The ensemble cast also includes Calista Flockhart as Cat Grant, a copy of a Whilemina type character who is clearly miscast in the role. I am still unsure whether Ms Grant is meant to be a parody of the mean iron fisted lady boss or whether it is a serious character.
Jimmy Olsen, a historically white character and love interest for Kara is played by African-American actor Mehcad Brooks. This casting sent some comic book fans into a fury storm. In my opinion, as long as the character itself stays true to the source material, who cares? Grant Gustin certainly isn’t the buff and blonde Barry Allen in the original Flash comic books, but I don’t see anyone complaining.

Then there’s Winslow “Winn” Schott”, played by Jeremy Jordan who is the “actual” Felicity of the show. He works as a tech expert at CatCo, manages Kara’s Supergirl career while also being her love interested. There’s a bunch of other characters which are either undeveloped or appear so quickly you hardly have time to make a connection with them.
The main problem with Supergirl’s pilot is how fast it moves in order to establish the world. It is hard to form allegiance with Kara. We only do so because we know she’s the hero and not the “bad guy”, not because we have any other reason to like her. As a result of the producers moving at lightning speed, the characters become one dimensional, like Cat Grant the founder of CatCo. She is blonde, mean and likes coffee. That’s all we know about her by the end of the pilot and there happens to be dozens of characters who share the same attributes on television. While Kara is also a one-dimensional, socially awkward, hardworking, smart girl who is torn between two hot guys, has a mean boss and struggles to balances the challenges in her life.

Oh, and thanks to several obscure mentions to Superman (who is barely seen but never heard), we know about her family connections which is the only saving grace to the pilot.
The most bothersome aspect of Supergirl is the tone.

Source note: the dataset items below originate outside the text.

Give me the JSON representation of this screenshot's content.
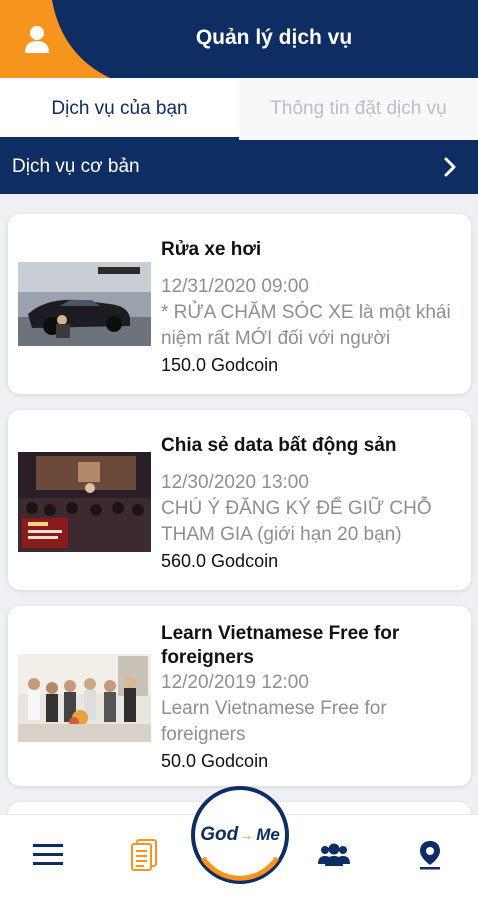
{
  "header": {
    "title": "Quản lý dịch vụ",
    "avatar_icon": "user-icon",
    "accent": "#f7941d",
    "bg": "#0e2d63"
  },
  "tabs": [
    {
      "label": "Dịch vụ của bạn",
      "active": true
    },
    {
      "label": "Thông tin đặt dịch vụ",
      "active": false
    }
  ],
  "section": {
    "title": "Dịch vụ cơ bản",
    "icon": "chevron-right-icon"
  },
  "services": [
    {
      "title": "Rửa xe hơi",
      "date": "12/31/2020 09:00",
      "description": "* RỬA CHĂM SÓC XE là một khái niệm rất MỚI đối với người",
      "price": "150.0 Godcoin"
    },
    {
      "title": "Chia sẻ data bất động sản",
      "date": "12/30/2020 13:00",
      "description": "CHÚ Ý ĐĂNG KÝ ĐỂ GIỮ CHỖ THAM GIA (giới hạn 20 bạn)",
      "price": "560.0 Godcoin"
    },
    {
      "title": "Learn Vietnamese Free for foreigners",
      "date": "12/20/2019 12:00",
      "description": "Learn Vietnamese Free for foreigners",
      "price": "50.0 Godcoin"
    }
  ],
  "bottom_nav": {
    "items": [
      "menu-icon",
      "document-icon",
      "users-icon",
      "location-pin-icon"
    ],
    "logo": {
      "god": "God",
      "me": "Me"
    }
  }
}
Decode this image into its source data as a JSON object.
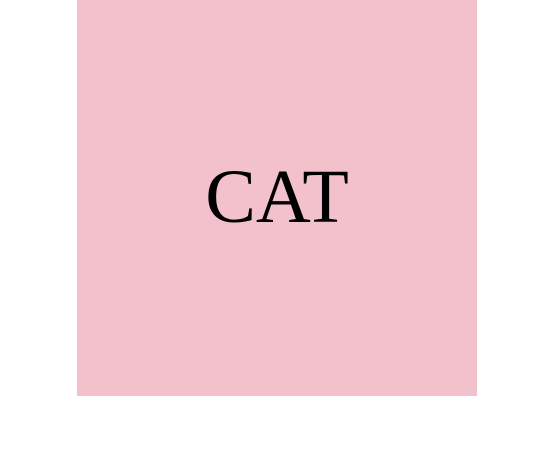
{
  "card": {
    "label": "CAT",
    "background_color": "#F3C1CB",
    "text_color": "#000000"
  },
  "page": {
    "background_color": "#FFFFFF"
  }
}
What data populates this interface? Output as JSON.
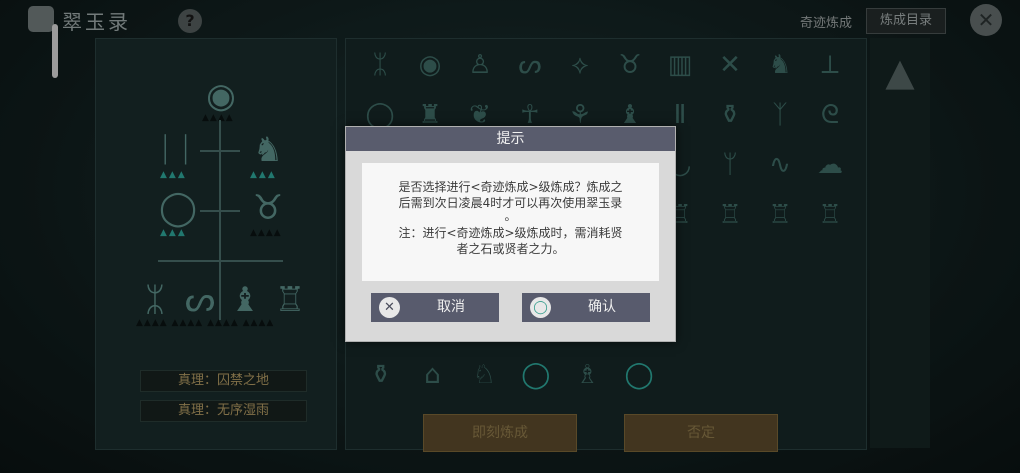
{
  "header": {
    "app_title": "翠玉录",
    "help_glyph": "?",
    "miracle_label": "奇迹炼成",
    "catalog_button": "炼成目录",
    "close_icon": "✕"
  },
  "left_panel": {
    "truths": [
      "真理：囚禁之地",
      "真理：无序湿雨"
    ]
  },
  "bottom_buttons": {
    "immediate": "即刻炼成",
    "deny": "否定"
  },
  "dialog": {
    "title": "提示",
    "message_lines": [
      "是否选择进行<奇迹炼成>级炼成？炼成之",
      "后需到次日凌晨4时才可以再次使用翠玉录",
      "。",
      "注：进行<奇迹炼成>级炼成时，需消耗贤",
      "者之石或贤者之力。"
    ],
    "cancel_label": "取消",
    "confirm_label": "确认"
  },
  "colors": {
    "dialog_header": "#595c6d",
    "dialog_button": "#585b6d",
    "bottom_button": "#5c4a2c",
    "truth_text": "#b49b64"
  }
}
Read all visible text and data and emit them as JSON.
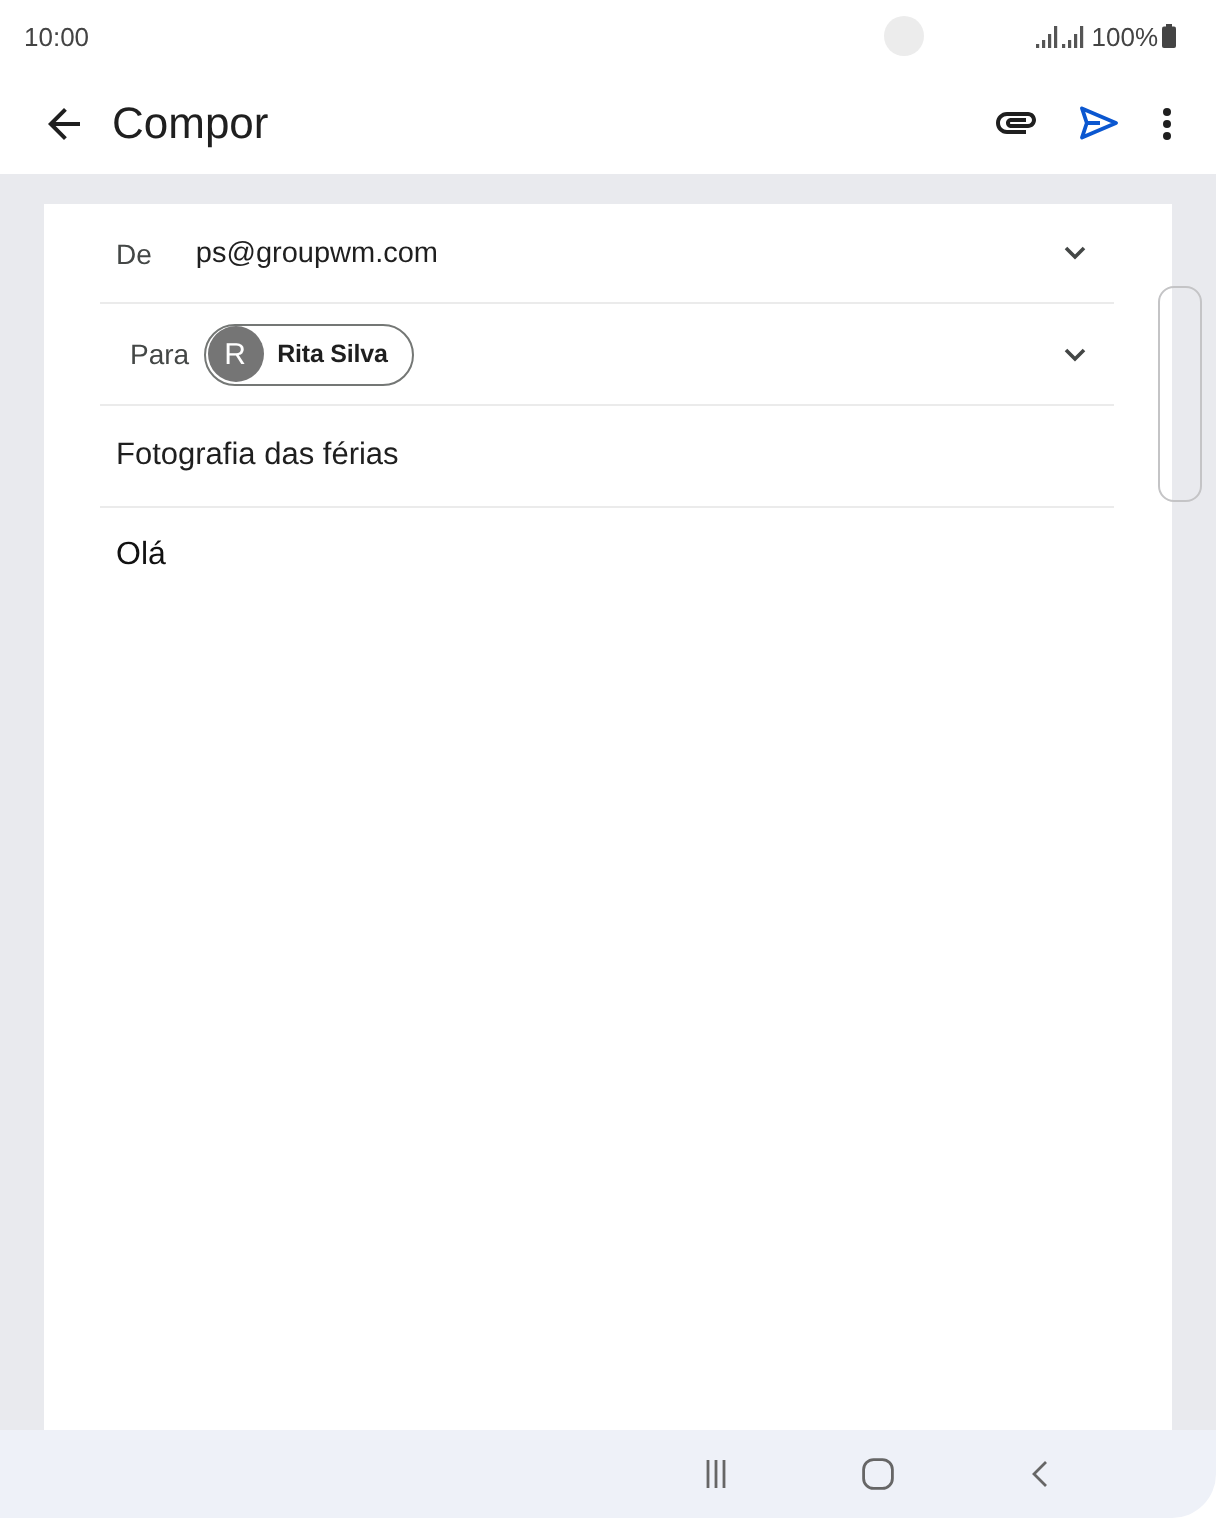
{
  "status_bar": {
    "time": "10:00",
    "battery": "100%"
  },
  "app_bar": {
    "title": "Compor"
  },
  "compose": {
    "from": {
      "label": "De",
      "value": "ps@groupwm.com"
    },
    "to": {
      "label": "Para",
      "recipients": [
        {
          "initial": "R",
          "name": "Rita Silva"
        }
      ]
    },
    "subject": "Fotografia das férias",
    "body": "Olá"
  }
}
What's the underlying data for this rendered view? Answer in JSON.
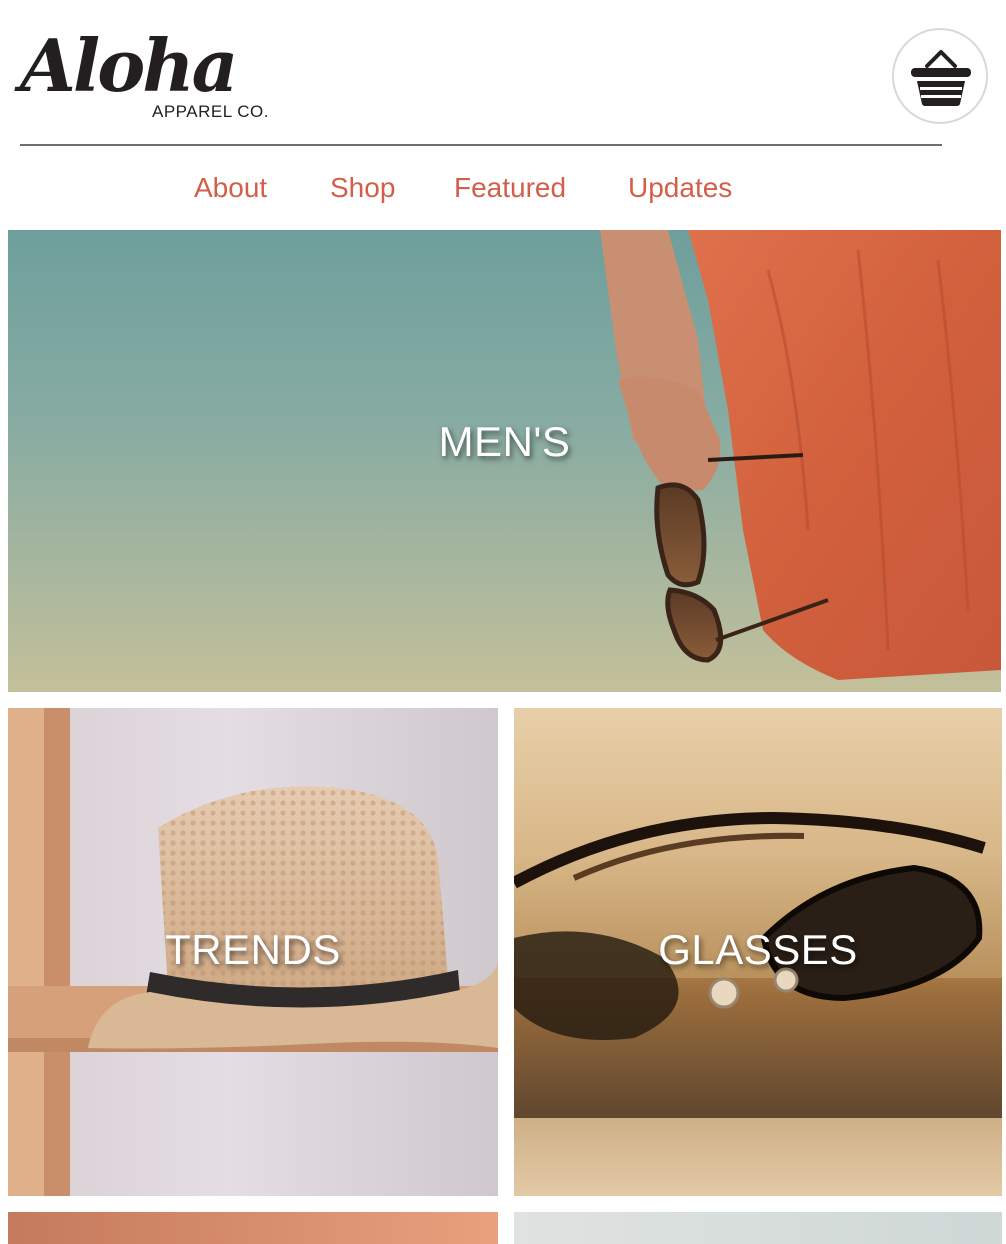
{
  "brand": {
    "logo_script": "Aloha",
    "logo_subtitle": "APPAREL CO."
  },
  "cart": {
    "icon": "basket-icon"
  },
  "nav": {
    "items": [
      {
        "label": "About"
      },
      {
        "label": "Shop"
      },
      {
        "label": "Featured"
      },
      {
        "label": "Updates"
      }
    ]
  },
  "categories": [
    {
      "label": "MEN'S"
    },
    {
      "label": "TRENDS"
    },
    {
      "label": "GLASSES"
    }
  ],
  "colors": {
    "nav_link": "#d35f4b",
    "text_dark": "#231f20",
    "divider": "#6f6f6f"
  }
}
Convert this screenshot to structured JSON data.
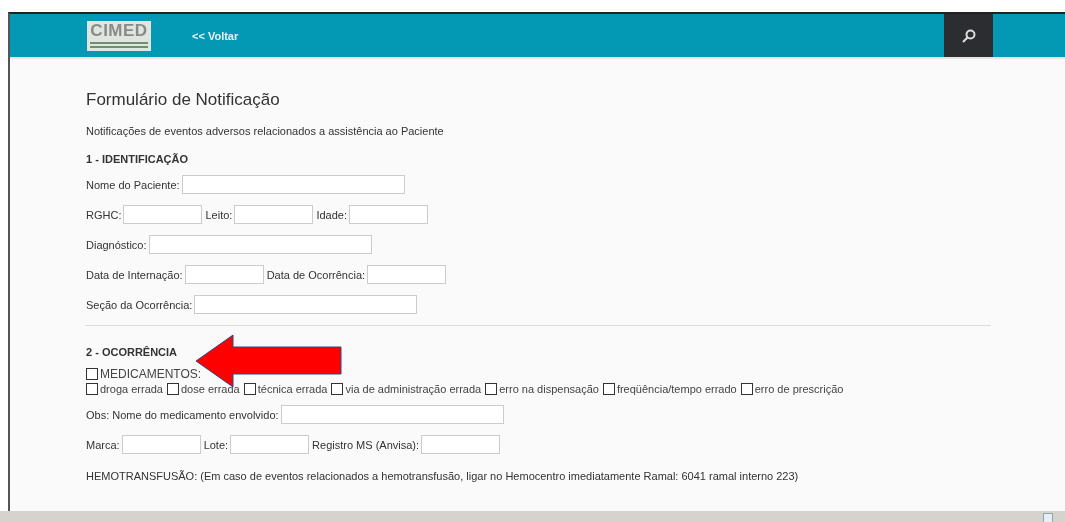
{
  "header": {
    "logo": {
      "title": "CIMED"
    },
    "back_link": "<< Voltar"
  },
  "form": {
    "title": "Formulário de Notificação",
    "subtitle": "Notificações de eventos adversos relacionados a assistência ao Paciente",
    "section_1": {
      "title": "1 - IDENTIFICAÇÃO",
      "lines": [
        {
          "fields": [
            {
              "label": "Nome do Paciente:"
            }
          ]
        },
        {
          "fields": [
            {
              "label": "RGHC:"
            },
            {
              "label": "Leito:"
            },
            {
              "label": "Idade:"
            }
          ]
        },
        {
          "fields": [
            {
              "label": "Diagnóstico:"
            }
          ]
        },
        {
          "fields": [
            {
              "label": "Data de Internação:"
            },
            {
              "label": "Data de Ocorrência:"
            }
          ]
        },
        {
          "fields": [
            {
              "label": "Seção da Ocorrência:"
            }
          ]
        }
      ]
    },
    "section_2": {
      "title": "2 - OCORRÊNCIA",
      "group": {
        "label": "MEDICAMENTOS:",
        "checked": false
      },
      "options": [
        {
          "label": "droga errada",
          "checked": false
        },
        {
          "label": "dose errada",
          "checked": false
        },
        {
          "label": "técnica errada",
          "checked": false
        },
        {
          "label": "via de administração errada",
          "checked": false
        },
        {
          "label": "erro na dispensação",
          "checked": false
        },
        {
          "label": "freqüência/tempo errado",
          "checked": false
        },
        {
          "label": "erro de prescrição",
          "checked": false
        }
      ],
      "lines": [
        {
          "fields": [
            {
              "label": "Obs: Nome do medicamento envolvido:"
            }
          ]
        },
        {
          "fields": [
            {
              "label": "Marca:"
            },
            {
              "label": "Lote:"
            },
            {
              "label": "Registro MS (Anvisa):"
            }
          ]
        }
      ],
      "note": "HEMOTRANSFUSÃO: (Em caso de eventos relacionados a hemotransfusão, ligar no Hemocentro imediatamente Ramal: 6041 ramal interno 223)"
    }
  }
}
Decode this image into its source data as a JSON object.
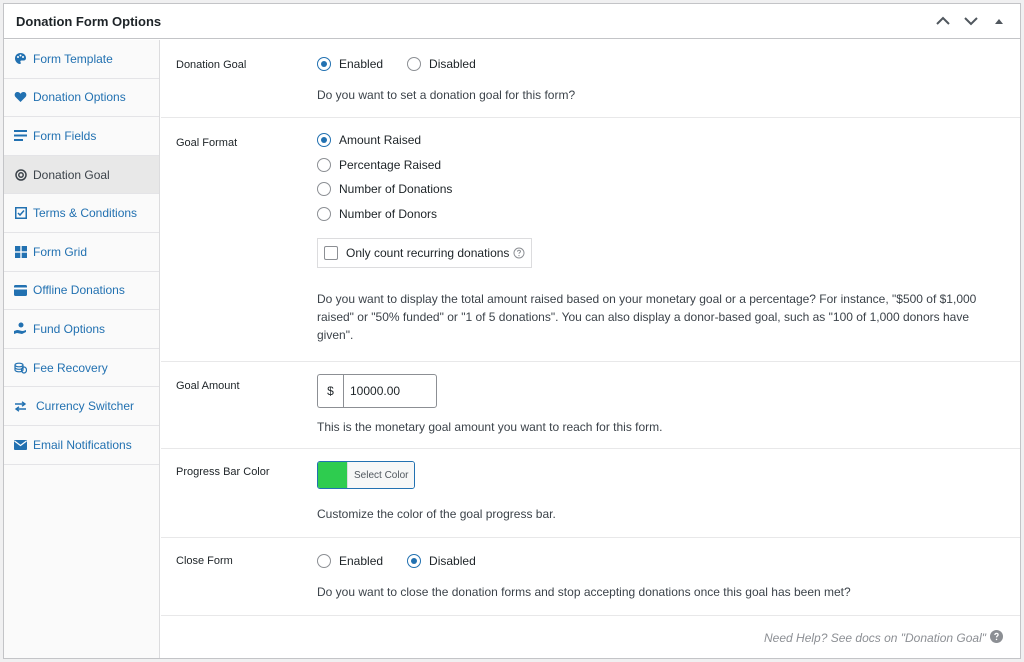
{
  "panel": {
    "title": "Donation Form Options"
  },
  "sidebar": {
    "items": [
      {
        "label": "Form Template",
        "icon": "palette-icon"
      },
      {
        "label": "Donation Options",
        "icon": "heart-icon"
      },
      {
        "label": "Form Fields",
        "icon": "list-icon"
      },
      {
        "label": "Donation Goal",
        "icon": "target-icon"
      },
      {
        "label": "Terms & Conditions",
        "icon": "checkbox-icon"
      },
      {
        "label": "Form Grid",
        "icon": "grid-icon"
      },
      {
        "label": "Offline Donations",
        "icon": "card-icon"
      },
      {
        "label": "Fund Options",
        "icon": "hand-coin-icon"
      },
      {
        "label": "Fee Recovery",
        "icon": "coins-icon"
      },
      {
        "label": "Currency Switcher",
        "icon": "arrows-icon"
      },
      {
        "label": "Email Notifications",
        "icon": "envelope-icon"
      }
    ]
  },
  "donation_goal": {
    "label": "Donation Goal",
    "options": [
      "Enabled",
      "Disabled"
    ],
    "selected": "Enabled",
    "description": "Do you want to set a donation goal for this form?"
  },
  "goal_format": {
    "label": "Goal Format",
    "options": [
      "Amount Raised",
      "Percentage Raised",
      "Number of Donations",
      "Number of Donors"
    ],
    "selected": "Amount Raised",
    "checkbox_label": "Only count recurring donations",
    "description": "Do you want to display the total amount raised based on your monetary goal or a percentage? For instance, \"$500 of $1,000 raised\" or \"50% funded\" or \"1 of 5 donations\". You can also display a donor-based goal, such as \"100 of 1,000 donors have given\"."
  },
  "goal_amount": {
    "label": "Goal Amount",
    "currency": "$",
    "value": "10000.00",
    "description": "This is the monetary goal amount you want to reach for this form."
  },
  "progress_bar_color": {
    "label": "Progress Bar Color",
    "color": "#2ecc4f",
    "button_label": "Select Color",
    "description": "Customize the color of the goal progress bar."
  },
  "close_form": {
    "label": "Close Form",
    "options": [
      "Enabled",
      "Disabled"
    ],
    "selected": "Disabled",
    "description": "Do you want to close the donation forms and stop accepting donations once this goal has been met?"
  },
  "footer": {
    "help_text": "Need Help? See docs on \"Donation Goal\""
  }
}
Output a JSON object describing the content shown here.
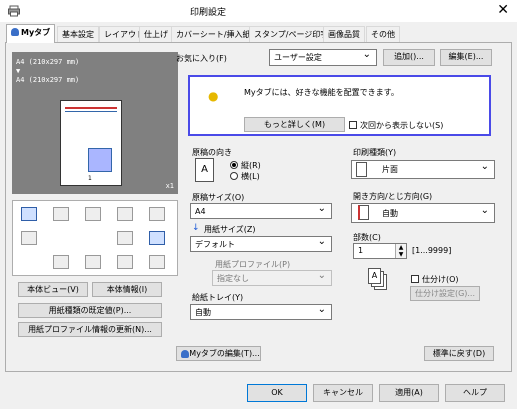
{
  "window": {
    "title": "印刷設定",
    "close_glyph": "✕"
  },
  "tabs": [
    {
      "label": "Myタブ"
    },
    {
      "label": "基本設定"
    },
    {
      "label": "レイアウト"
    },
    {
      "label": "仕上げ"
    },
    {
      "label": "カバーシート/挿入紙"
    },
    {
      "label": "スタンプ/ページ印字"
    },
    {
      "label": "画像品質"
    },
    {
      "label": "その他"
    }
  ],
  "preview": {
    "line1": "A4 (210x297 mm)",
    "arrow": "▼",
    "line2": "A4 (210x297 mm)",
    "page_number": "1",
    "copies": "x1"
  },
  "left_buttons": {
    "body_view": "本体ビュー(V)",
    "body_info": "本体情報(I)",
    "paper_default": "用紙種類の既定値(P)...",
    "paper_profile_update": "用紙プロファイル情報の更新(N)..."
  },
  "favorites": {
    "label": "お気に入り(F)",
    "value": "ユーザー設定",
    "add": "追加()...",
    "edit": "編集(E)..."
  },
  "info": {
    "message": "Myタブには、好きな機能を配置できます。",
    "more": "もっと詳しく(M)",
    "dont_show": "次回から表示しない(S)"
  },
  "orientation": {
    "label": "原稿の向き",
    "portrait": "縦(R)",
    "landscape": "横(L)"
  },
  "original_size": {
    "label": "原稿サイズ(O)",
    "value": "A4"
  },
  "paper_size": {
    "label": "用紙サイズ(Z)",
    "value": "デフォルト"
  },
  "paper_profile": {
    "label": "用紙プロファイル(P)",
    "value": "指定なし"
  },
  "tray": {
    "label": "給紙トレイ(Y)",
    "value": "自動"
  },
  "print_type": {
    "label": "印刷種類(Y)",
    "value": "片面"
  },
  "binding": {
    "label": "開き方向/とじ方向(G)",
    "value": "自動"
  },
  "copies": {
    "label": "部数(C)",
    "value": "1",
    "range": "[1...9999]"
  },
  "collate": {
    "label": "仕分け(O)",
    "settings": "仕分け設定(G)..."
  },
  "edit_mytab": "Myタブの編集(T)...",
  "restore_default": "標準に戻す(D)",
  "footer": {
    "ok": "OK",
    "cancel": "キャンセル",
    "apply": "適用(A)",
    "help": "ヘルプ"
  }
}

Rather than use the darker, serious tone of Arrow or the lighter tone of The Flash, the showrunners have decided to turn the only show on television featuring a female superhero in the lead role into a sappy rom com. If you tune in after the first ten minutes of the show, you’d be forgiven for thinking you’ve stumbled upon a tacky TV adaptation of The Devil wears Prada (which is by no means a bad film) with a cheesy actress in the role of Anne Hathaway in a dressing up costume.
Supergirl has a lot of potential. It’s based on a popular and fairly recognizable comic book character which spawned various villains, allies and storylines for the show’s producers to adapt for television. Supergirl needs to focus on establishing its main characters, changing the tone of the series, and toning down the forced quirkiness of Kara to make her likeable.

UPDATE: Well, well, well. Supergirl aired its season finale on Monday after a lacklustre 20-episode season. Despite CBS bosses implying there would be no crossover with The CW's DC series, a Flash/Supergirl crossover aired in March to try and boost Supergirl's ratings to no avail. You know a show is in danger when CBS has to turn to The CW for help.

UPDATE 2: As predicted, CBS has cancelled Supergirl. Kara is making her way to The CW next season. Supergirl's move to The CW next season will probably lead to various budget cuts, cast cuts and possibly an even shorter episodic order. Hopefully the transition will also lead to several changes regarding the tone of the show, as well as the writer's approach to storytelling which is awful in comparison to Arrow and The Flash.

UPDATE 3: Superman will be appearing in the first two episodes of Supergirl. Henry Cavill will not be reprising his role and a casting searching is currently under way for an actor to play the TV version of the Man of Steel.